この地域に住む人々のほとんどが、収入のためにココナッツを育て業者に販売しています。ですが、今回の台風でココナッツが被害に遭い、収穫が困難となり収入が減ってしまうため、ココナッツと並行してその他の植物や動物を扱う農業に取組むことを奨励し、生計を維持できるよう支援しました。

生計維持支援の内容は、次の3つで、家族の状況やニーズに併せて必要なものを配給しました。

A.野菜栽培のための農具や種支給支援
→野菜の種、じょうろ、パイプ(灌漑水路用)、シャベル・スコップの支給
B.養豚支援
→ワクチンが終わった子豚と飼料の支給
C.養鶏支援
→ひよこ、ブロイラースクリーン、飼料の支給
など。

被災した家族からは、この支援を通じてココナッツによる収入が減っても家族が食べていける他の手段となるので、とても助かります、という声が聞かれました。

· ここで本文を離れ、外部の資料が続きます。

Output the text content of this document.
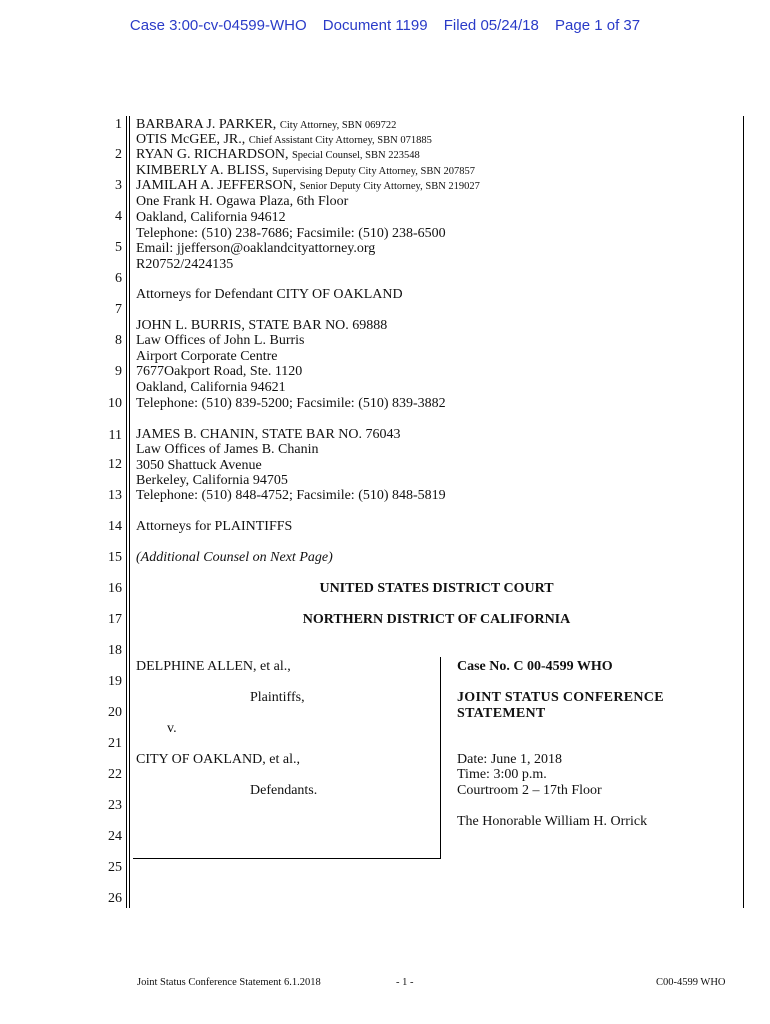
Case 3:00-cv-04599-WHO Document 1199 Filed 05/24/18 Page 1 of 37
1
2
3
4
5
6
7
8
9
10
11
12
13
14
15
16
17
18
19
20
21
22
23
24
25
26
BARBARA J. PARKER, City Attorney, SBN 069722
OTIS McGEE, JR., Chief Assistant City Attorney, SBN 071885
RYAN G. RICHARDSON, Special Counsel, SBN 223548
KIMBERLY A. BLISS, Supervising Deputy City Attorney, SBN 207857
JAMILAH A. JEFFERSON, Senior Deputy City Attorney, SBN 219027
One Frank H. Ogawa Plaza, 6th Floor
Oakland, California 94612
Telephone: (510) 238-7686; Facsimile: (510) 238-6500
Email: jjefferson@oaklandcityattorney.org
R20752/2424135
Attorneys for Defendant CITY OF OAKLAND
JOHN L. BURRIS, STATE BAR NO. 69888
Law Offices of John L. Burris
Airport Corporate Centre
7677Oakport Road, Ste. 1120
Oakland, California 94621
Telephone: (510) 839-5200; Facsimile: (510) 839-3882
JAMES B. CHANIN, STATE BAR NO. 76043
Law Offices of James B. Chanin
3050 Shattuck Avenue
Berkeley, California 94705
Telephone: (510) 848-4752; Facsimile: (510) 848-5819
Attorneys for PLAINTIFFS
(Additional Counsel on Next Page)
UNITED STATES DISTRICT COURT
NORTHERN DISTRICT OF CALIFORNIA
DELPHINE ALLEN, et al.,
Plaintiffs,
v.
CITY OF OAKLAND, et al.,
Defendants.
Case No. C 00-4599 WHO
JOINT STATUS CONFERENCE
STATEMENT
Date: June 1, 2018
Time: 3:00 p.m.
Courtroom 2 – 17th Floor
The Honorable William H. Orrick
Joint Status Conference Statement 6.1.2018	- 1 -	C00-4599 WHO
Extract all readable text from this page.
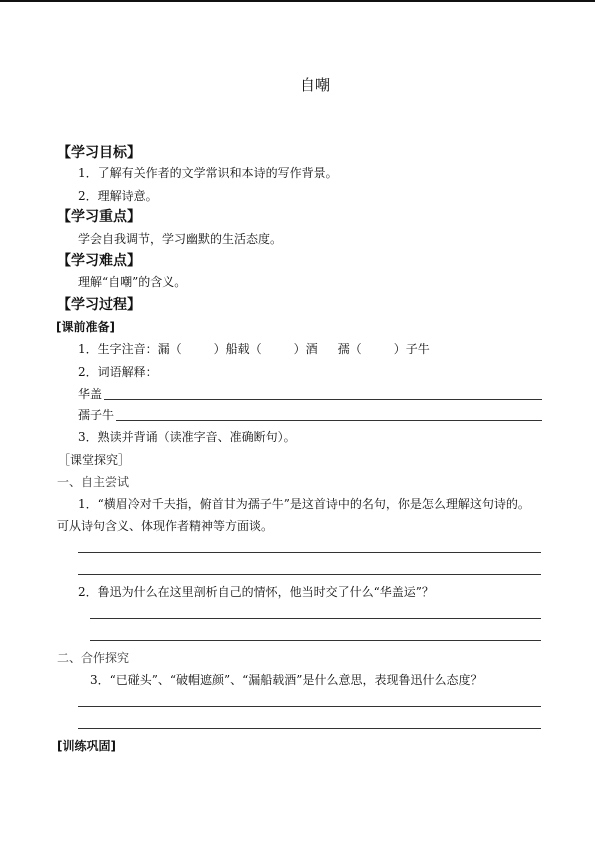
自嘲
【学习目标】
1．了解有关作者的文学常识和本诗的写作背景。
2．理解诗意。
【学习重点】
学会自我调节，学习幽默的生活态度。
【学习难点】
理解“自嘲”的含义。
【学习过程】
[课前准备]
1．生字注音：漏（	）船载（	）酒 孺（	）子牛
2．词语解释：
华盖
孺子牛
3．熟读并背诵（读准字音、准确断句）。
［课堂探究］
一、自主尝试
1．“横眉冷对千夫指，俯首甘为孺子牛”是这首诗中的名句，你是怎么理解这句诗的。
可从诗句含义、体现作者精神等方面谈。
2．鲁迅为什么在这里剖析自己的情怀，他当时交了什么“华盖运”？
二、合作探究
3．“已碰头”、“破帽遮颜”、“漏船载酒”是什么意思，表现鲁迅什么态度？
[训练巩固]
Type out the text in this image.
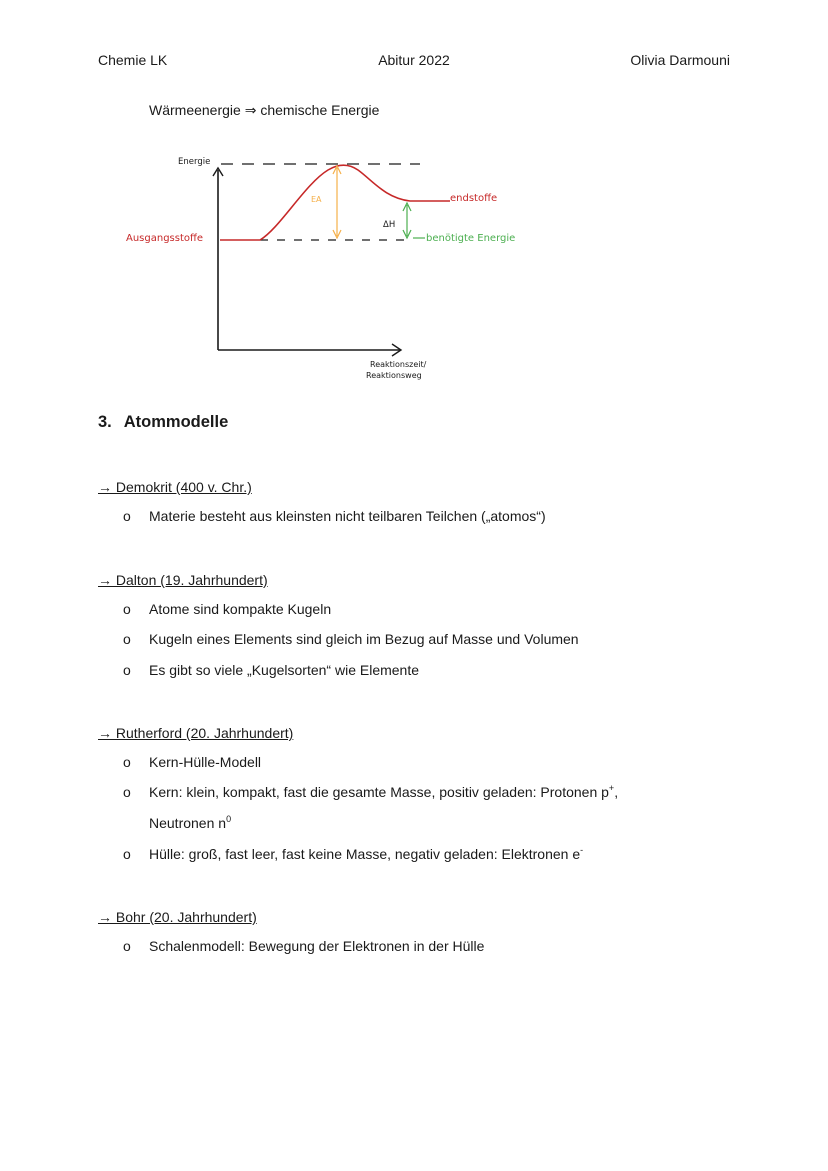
Chemie LK	Abitur 2022	Olivia Darmouni
Wärmeenergie ⇒ chemische Energie
Energie
Ausgangsstoffe
endstoffe
EA
ΔH
benötigte Energie
Reaktionszeit/
Reaktionsweg
3. Atommodelle
→ Demokrit (400 v. Chr.)
o Materie besteht aus kleinsten nicht teilbaren Teilchen („atomos“)
→ Dalton (19. Jahrhundert)
o Atome sind kompakte Kugeln
o Kugeln eines Elements sind gleich im Bezug auf Masse und Volumen
o Es gibt so viele „Kugelsorten“ wie Elemente
→ Rutherford (20. Jahrhundert)
o Kern-Hülle-Modell
o Kern: klein, kompakt, fast die gesamte Masse, positiv geladen: Protonen p+,
Neutronen $n^0$
o Hülle: groß, fast leer, fast keine Masse, negativ geladen: Elektronen e-
→ Bohr (20. Jahrhundert)
o Schalenmodell: Bewegung der Elektronen in der Hülle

次に、沿岸部のイピル・コミュニティでの漁師12人への生計維持支援の状況を確認しに行きました。
この地域に住むほとんどの人は漁をして生活しており、多くが海に定置網を設置してそこにひっかかる魚やカニ、エビなどを捕獲してマーケットで販売しています。しかし、今回の大型台風によって漁に必要な網などが流されてしまったので、被害を受けた漁師へ定置網と網を固定する竿、金属紐などを支給しました。

すでに定置網を設置し直したということなので、岸から船に乗り、確認しました。
わたしたちの支援を受けた漁師さんが、船で連れて行ってくれることになり、沖に出ることに。

 

 

船に乗り、マングローブが広がる海へとすすみます。

 

 

台風による倒木も見受けられました。

 

 

15分以上すすみ、視界が広がると、定置網が見受けられるようになりました。
美しい青空と海が広がります。

 

 

台風後、定置網が再度設置されました。

 

 

漁師さんの定置網に到着!しずかに船の先頭を網に近づけて、とまります。

 

たくさんの魚やカニがひっかかっていることが分かりました。

 

 

一緒に案内してくれた漁師の家族のお母さんが、一番大きな魚をつかみ、見せてくれました。
せっかくとれたので、一緒に行ったスタッフで魚を購入することにしました。

 

 

被災地の人々は、徐々に収入を得られるようになりましたが、家がまだなかったり、家財道具がなかったり、十分な収入が得られるようになっておらず、まだまだ復興までの道のりは険しく長いことがわかりました。しかし、フィリピンの人々の持つ明るさと持ち前の力で少しずつ、通常の生活へと歩み始めていることも感じました。

フィリピンの台風被災者の方々のために、ご支援ご協力くださったみなさま、ありがとうございました。